I am looking into the BoringSSL library in order to understand the implementation of AES:
https://github.com/google/boringssl/tree/master/crypto/fipsmodule/aes
In this folder the aes.c
file is responsible for encrypting / decrypting etc. It usually takes a 128bit input (and key) and provides an encrypted / decrypted output. It checks if any hardware-optimization is possible and eventually runs the right assembler code for the AES-encryption/decryption.
There is also the file mode_wrappers.c
which provides the different modes (CBC, CTR, etc.). But at which point is the input divided in the 128bit blocks that are encrypted/decrypted with the aes.c
file?
Are the CTR and the ECB-Mode parallelized in this library?

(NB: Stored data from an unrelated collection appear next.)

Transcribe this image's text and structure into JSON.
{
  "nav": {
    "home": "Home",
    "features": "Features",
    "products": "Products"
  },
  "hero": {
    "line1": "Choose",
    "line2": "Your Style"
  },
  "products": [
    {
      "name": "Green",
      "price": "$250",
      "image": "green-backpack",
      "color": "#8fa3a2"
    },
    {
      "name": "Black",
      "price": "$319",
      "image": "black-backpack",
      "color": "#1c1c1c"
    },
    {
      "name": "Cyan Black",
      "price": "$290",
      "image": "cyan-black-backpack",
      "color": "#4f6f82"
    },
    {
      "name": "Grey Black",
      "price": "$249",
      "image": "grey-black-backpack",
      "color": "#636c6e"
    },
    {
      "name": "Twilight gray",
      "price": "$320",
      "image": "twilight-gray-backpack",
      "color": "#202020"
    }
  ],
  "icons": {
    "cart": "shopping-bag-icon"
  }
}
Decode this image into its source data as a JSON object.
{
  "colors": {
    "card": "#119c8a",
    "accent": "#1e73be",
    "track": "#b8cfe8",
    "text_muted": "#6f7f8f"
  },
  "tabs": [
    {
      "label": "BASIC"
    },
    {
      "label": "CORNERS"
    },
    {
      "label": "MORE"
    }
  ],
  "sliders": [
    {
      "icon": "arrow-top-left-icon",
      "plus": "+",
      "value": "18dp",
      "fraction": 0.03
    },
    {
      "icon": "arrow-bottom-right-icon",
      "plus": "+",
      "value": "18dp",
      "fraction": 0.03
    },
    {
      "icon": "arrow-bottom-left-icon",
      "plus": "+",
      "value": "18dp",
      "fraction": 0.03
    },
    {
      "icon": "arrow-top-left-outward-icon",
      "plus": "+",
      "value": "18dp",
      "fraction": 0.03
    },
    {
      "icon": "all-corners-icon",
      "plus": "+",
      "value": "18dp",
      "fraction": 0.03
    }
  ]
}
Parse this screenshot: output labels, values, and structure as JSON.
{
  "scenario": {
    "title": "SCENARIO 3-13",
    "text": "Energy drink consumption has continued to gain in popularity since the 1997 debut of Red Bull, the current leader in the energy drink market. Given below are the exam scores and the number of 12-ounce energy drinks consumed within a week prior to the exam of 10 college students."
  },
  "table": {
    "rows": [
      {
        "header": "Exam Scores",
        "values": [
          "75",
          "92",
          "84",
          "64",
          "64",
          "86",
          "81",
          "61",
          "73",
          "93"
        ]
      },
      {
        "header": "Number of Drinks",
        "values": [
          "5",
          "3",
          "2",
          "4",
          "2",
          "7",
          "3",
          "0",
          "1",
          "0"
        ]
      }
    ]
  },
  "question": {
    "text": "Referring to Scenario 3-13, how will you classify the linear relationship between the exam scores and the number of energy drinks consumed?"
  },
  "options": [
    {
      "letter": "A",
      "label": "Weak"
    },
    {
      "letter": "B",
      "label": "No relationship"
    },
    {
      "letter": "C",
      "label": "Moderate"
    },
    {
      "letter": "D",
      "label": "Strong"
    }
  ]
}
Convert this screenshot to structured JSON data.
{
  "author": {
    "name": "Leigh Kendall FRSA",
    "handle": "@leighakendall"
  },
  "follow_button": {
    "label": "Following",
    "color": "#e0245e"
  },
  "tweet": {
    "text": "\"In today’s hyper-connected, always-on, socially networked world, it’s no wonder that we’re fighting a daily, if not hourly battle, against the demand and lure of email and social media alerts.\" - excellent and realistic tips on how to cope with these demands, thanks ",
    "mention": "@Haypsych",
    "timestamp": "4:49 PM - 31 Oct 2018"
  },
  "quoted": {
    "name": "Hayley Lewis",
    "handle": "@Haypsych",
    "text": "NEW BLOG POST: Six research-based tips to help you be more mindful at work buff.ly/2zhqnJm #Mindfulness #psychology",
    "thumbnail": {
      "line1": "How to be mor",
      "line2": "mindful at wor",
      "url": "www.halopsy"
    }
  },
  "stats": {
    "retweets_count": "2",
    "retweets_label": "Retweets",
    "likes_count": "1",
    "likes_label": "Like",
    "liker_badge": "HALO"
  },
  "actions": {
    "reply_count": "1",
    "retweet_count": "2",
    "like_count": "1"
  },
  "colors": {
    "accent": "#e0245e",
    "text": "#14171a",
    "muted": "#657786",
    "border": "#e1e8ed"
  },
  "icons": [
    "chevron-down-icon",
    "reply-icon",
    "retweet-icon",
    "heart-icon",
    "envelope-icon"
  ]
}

The part where the message input is split into blocks is only one #include
away: you can see this happening in the modes
source folder, e.g. this one for CTR mode.
Note that BoringSSL is not meant as a generic crypto API:
Although BoringSSL is an open source project, it is not intended for general use, as OpenSSL is.
In general AES isn't parallelized, even if the mode allows for parallelization. This is basically because "native" AES implementations are easily fast enough to handle any I/O. It can clearly be seen from the file indicated for CTR that no parallelization takes place. Remember that TLS records are relatively small, so splitting and recombining them would take too much time anyway: instead you'd want low latency packet encryption.
So for TLS it is fine to encrypt entire data records using single threaded AES. If there are multiple TLS sessions then the different sessions will likely use different threads / cores, so parallelization basically comes "for free".
In cases where the CPU usage may become an issue like SSD's the AES is usually provided by the hardware.